Yeah, you read it right – a fist fight, okay, just some shoving really – but in fact, that was part of my day and when it comes to it, I enjoyed it. I got out of the taxi and a guy reeking of beer stepped in my way and tried to stop me for some reason – he was one of those Moroccans that give all Moroccans a bad name – I tried to step around him and he stepped in front of me again – so I shoved him pretty hard. He began yelling, I grabbed him and I began yelling, then I decided that was enough and stepped away – three steps later he said “I’m going to shoot you!” and (maybe there’s still some sugar in my diet somewhere) I lost it and ran back and grabbed him but before I hit him (I really wanted to) some logical part of my mind that I swear has been missing all these years – stopped me and instead I grabbed his arm like he’d just won a boxing match and raised his hand in the air and started shouting “Police, police – he said he’s going to shoot me. Police, someone call the police, this guy said he wants to shoot me because I’m American.” The guy had no idea what was happening – but five very big guys got up from the cafe next to us and walked over – I thought – “Oh shit, I’m going to get my ass handed to me now” – one guy pulled his hand back and slapped the guy whose hand I was holding in the air while the other four all started apologizing to me for his behavior, asking me where I lived, why I spoke Arabic and how I like Morocco. Nice guys. Good guys. Good Moroccans – and that moment of not hitting him, of having the clarity of thought to restrain myself – it’s something I wouldn’t have had a few months ago.
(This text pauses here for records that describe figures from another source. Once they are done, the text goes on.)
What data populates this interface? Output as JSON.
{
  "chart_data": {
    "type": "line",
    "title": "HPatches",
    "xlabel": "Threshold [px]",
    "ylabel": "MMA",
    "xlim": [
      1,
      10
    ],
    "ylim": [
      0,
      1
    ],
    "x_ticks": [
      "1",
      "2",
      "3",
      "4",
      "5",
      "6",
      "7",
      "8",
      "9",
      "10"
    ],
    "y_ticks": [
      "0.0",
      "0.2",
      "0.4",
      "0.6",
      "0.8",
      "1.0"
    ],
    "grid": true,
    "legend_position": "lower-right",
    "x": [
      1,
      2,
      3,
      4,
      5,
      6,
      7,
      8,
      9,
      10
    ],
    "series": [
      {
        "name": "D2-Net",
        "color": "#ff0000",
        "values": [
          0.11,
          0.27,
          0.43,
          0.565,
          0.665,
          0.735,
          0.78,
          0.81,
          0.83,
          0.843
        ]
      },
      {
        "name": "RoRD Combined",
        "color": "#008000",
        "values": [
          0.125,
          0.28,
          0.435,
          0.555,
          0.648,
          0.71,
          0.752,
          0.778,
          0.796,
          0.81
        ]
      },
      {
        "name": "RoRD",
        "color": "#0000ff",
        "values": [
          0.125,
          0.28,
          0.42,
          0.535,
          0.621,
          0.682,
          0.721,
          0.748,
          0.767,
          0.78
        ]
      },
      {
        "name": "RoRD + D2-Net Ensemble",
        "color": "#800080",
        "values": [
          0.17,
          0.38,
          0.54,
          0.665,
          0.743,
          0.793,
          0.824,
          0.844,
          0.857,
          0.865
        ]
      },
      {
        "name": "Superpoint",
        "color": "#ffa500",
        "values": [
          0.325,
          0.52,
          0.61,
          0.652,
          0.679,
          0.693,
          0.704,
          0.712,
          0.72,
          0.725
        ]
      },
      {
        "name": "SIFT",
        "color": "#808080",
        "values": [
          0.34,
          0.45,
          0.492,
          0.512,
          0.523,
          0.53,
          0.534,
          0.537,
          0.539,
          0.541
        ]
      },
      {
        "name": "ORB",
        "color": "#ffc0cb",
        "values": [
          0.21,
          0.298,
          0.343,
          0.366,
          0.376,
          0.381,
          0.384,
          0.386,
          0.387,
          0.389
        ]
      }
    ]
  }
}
So yes, that fist fight (you can’t really say shove fight and have it sound good) was a part of my great day and actually those five guys set the tone for my day and helped me to have fun with everyone else who approached me, tried to sell me something, or bonjour monsiuered me in the Fez Medina.
What am I doing here? Loving life and finding out that the path of my success was never far away from me – in fact, I’ve been on it all along but now, I can see the road since the sun has finally risen.